As a whole, the game did well commercially, with Capcom announcing in May 2012 that the game shipped two million units worldwide. These results hardly surprised anyone, however; so long as Resident Evil is slapped on the title, people will buy it without knowing what they're getting themselves into.
Fast-forward to TGS 2015, and out came Capcom with a new game that appeared quite similar to Operation Raccoon City, called Resident Evil: Umbrella Corps. Many were critical of Capcom's latest game as soon it was revealed, immediately calling upon the similarities it shares with Operation Raccoon City. Also, of course, these concerns weren't without merit: it features squad-based multiplayer just like the other game and seemingly offers little to the main series, once again, like the other game.
In the end, however, the best way to discover whether Capcom's attempt at this genre would be to get your hands on the game, and to no one's surprise, the game looks just as bad as its predecessor.
In a video, we get to see 15 minutes of Resident Evil: Umbrella Corps in action, and it doesn't impress. Graphically, the game doesn't appear too bad, but the movement looks extremely stiff, and the narrator complains about that as well.
"What you might not really get a feel for in this hands-on footage is how clunky the movement can be, how often you can get stuck in your surroundings, how limited your field of vision is, and how uncomfortably small the maps are," she says.

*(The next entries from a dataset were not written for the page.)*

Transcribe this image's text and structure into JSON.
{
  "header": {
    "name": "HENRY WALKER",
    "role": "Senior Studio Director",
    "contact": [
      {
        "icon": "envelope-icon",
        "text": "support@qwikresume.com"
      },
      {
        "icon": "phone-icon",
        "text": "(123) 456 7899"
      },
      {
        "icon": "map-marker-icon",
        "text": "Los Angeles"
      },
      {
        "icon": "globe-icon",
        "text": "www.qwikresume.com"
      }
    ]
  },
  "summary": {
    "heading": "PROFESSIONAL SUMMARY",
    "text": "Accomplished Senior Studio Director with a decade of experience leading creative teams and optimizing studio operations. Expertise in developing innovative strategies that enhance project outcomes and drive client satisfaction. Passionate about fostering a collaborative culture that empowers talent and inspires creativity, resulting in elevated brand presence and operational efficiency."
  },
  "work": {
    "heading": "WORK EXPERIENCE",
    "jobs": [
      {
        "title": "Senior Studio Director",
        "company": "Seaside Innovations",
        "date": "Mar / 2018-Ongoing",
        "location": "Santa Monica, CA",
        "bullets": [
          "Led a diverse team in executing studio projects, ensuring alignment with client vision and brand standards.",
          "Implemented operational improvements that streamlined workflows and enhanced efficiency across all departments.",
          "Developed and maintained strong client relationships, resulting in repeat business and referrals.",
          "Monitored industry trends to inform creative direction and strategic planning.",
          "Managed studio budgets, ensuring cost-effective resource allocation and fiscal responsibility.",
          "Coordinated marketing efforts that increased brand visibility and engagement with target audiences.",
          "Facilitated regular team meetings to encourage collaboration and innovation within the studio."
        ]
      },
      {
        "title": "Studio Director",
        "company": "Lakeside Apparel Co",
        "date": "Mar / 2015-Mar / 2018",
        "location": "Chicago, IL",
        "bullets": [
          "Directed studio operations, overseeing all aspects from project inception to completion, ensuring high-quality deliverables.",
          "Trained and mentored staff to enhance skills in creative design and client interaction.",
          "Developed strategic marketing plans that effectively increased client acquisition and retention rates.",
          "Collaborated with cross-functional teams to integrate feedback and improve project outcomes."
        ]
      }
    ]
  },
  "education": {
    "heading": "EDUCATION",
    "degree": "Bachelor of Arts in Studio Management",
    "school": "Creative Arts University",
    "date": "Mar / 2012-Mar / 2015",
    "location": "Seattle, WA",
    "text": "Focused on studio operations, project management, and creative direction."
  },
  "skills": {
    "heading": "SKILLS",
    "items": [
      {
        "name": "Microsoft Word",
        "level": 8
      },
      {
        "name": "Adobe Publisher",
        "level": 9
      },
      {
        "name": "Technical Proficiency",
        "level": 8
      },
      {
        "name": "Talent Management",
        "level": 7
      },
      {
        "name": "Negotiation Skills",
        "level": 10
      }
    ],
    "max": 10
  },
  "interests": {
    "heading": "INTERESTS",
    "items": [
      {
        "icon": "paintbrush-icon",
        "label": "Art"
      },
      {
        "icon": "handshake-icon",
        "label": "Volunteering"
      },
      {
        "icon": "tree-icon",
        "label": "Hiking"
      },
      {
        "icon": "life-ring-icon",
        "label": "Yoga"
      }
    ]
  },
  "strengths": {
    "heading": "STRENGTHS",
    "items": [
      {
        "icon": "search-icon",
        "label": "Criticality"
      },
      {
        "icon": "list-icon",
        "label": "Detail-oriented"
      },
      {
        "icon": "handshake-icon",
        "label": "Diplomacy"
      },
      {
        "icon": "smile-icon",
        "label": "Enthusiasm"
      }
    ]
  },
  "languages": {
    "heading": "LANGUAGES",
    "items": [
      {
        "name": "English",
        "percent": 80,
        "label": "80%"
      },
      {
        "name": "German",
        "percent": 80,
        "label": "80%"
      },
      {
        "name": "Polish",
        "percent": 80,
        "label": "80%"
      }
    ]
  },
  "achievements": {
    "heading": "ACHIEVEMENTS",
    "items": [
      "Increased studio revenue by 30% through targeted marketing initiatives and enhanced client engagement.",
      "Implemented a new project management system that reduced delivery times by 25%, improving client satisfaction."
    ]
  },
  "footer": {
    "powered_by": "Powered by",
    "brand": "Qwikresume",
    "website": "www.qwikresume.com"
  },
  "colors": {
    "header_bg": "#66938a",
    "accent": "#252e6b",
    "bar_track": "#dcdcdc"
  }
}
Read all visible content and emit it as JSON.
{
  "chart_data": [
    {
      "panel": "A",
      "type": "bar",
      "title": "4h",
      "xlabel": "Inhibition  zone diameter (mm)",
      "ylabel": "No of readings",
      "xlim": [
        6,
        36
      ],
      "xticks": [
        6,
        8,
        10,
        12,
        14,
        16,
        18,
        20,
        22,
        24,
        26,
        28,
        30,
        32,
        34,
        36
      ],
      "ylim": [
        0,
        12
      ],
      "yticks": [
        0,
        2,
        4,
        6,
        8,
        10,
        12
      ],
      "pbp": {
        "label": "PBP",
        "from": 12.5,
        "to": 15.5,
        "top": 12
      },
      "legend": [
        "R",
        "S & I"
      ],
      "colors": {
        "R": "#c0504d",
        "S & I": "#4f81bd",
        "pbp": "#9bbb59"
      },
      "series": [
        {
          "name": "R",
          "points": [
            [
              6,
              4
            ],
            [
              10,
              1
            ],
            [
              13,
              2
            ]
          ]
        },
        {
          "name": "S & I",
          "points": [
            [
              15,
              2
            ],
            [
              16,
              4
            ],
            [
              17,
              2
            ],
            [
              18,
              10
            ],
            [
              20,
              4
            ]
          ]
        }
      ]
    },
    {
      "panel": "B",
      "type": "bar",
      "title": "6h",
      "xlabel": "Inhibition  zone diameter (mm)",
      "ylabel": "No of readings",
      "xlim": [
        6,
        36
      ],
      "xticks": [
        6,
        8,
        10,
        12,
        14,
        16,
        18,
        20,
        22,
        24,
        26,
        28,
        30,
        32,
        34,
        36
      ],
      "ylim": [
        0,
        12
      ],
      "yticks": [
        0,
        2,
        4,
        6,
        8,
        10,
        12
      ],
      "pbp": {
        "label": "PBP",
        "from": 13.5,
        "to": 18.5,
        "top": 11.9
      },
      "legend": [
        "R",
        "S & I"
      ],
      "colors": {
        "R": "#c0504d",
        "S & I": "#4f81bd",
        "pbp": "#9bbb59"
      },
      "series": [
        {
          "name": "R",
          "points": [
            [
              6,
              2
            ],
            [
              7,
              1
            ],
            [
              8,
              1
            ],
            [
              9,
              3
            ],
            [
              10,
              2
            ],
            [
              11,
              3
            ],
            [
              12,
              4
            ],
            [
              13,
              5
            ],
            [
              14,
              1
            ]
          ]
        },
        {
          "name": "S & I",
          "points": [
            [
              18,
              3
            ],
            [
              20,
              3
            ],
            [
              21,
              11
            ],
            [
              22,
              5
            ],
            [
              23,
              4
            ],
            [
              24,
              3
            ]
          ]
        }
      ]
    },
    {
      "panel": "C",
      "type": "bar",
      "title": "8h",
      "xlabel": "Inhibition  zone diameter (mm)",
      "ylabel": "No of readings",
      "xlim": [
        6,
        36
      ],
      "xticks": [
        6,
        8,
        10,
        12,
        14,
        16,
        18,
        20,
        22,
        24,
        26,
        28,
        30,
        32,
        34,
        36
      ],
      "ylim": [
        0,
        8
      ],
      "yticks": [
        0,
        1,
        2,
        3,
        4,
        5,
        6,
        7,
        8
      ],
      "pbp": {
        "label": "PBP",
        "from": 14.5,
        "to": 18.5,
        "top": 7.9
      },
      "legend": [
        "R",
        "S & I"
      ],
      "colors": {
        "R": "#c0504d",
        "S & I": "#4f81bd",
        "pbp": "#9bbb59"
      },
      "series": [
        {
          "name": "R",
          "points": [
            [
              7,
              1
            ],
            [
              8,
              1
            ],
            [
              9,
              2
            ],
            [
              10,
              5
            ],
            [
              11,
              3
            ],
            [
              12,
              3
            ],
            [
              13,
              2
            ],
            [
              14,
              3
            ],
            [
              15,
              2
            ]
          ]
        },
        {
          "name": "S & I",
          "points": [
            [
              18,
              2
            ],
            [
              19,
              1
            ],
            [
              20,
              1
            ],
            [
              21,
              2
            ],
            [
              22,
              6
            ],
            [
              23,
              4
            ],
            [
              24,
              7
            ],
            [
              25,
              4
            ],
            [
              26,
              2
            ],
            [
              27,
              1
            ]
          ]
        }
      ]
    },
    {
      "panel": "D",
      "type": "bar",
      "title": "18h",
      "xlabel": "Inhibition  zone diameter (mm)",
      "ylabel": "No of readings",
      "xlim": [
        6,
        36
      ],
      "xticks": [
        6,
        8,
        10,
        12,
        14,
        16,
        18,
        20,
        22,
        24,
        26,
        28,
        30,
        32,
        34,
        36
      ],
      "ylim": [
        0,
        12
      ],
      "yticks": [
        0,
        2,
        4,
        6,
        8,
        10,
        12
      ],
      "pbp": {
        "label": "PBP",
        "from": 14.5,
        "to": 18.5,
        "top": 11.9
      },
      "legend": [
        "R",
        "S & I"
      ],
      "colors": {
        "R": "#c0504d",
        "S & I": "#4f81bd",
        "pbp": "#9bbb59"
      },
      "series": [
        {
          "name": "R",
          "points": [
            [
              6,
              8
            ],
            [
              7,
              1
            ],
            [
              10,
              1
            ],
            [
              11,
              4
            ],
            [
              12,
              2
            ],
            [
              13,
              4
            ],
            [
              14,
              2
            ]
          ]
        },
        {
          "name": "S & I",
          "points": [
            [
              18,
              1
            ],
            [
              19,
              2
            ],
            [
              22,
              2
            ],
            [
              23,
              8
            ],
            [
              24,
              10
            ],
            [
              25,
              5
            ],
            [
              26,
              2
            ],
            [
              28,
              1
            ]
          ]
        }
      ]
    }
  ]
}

In Capcom's defense, it did describe the maps as "compact battle zones," but these maps look like it takes the meaning of compact to a whole new level.
There is some good in all this, though. Capcom confirmed late last year that it would be remaking Resident Evil 2 from the ground-up, and coincidentally, this game features Raccoon City and its Police Department as two locales in which players will fight zombies. Even if Resident Evil: Umbrella Corps turns out to be utter garbage, at least this game may provide us with a potential glimpse of how Resident Evil 2 will look on modern hardware.
Resident Evil: Umbrella Corps will release digitally for PC and PS4 on June 21.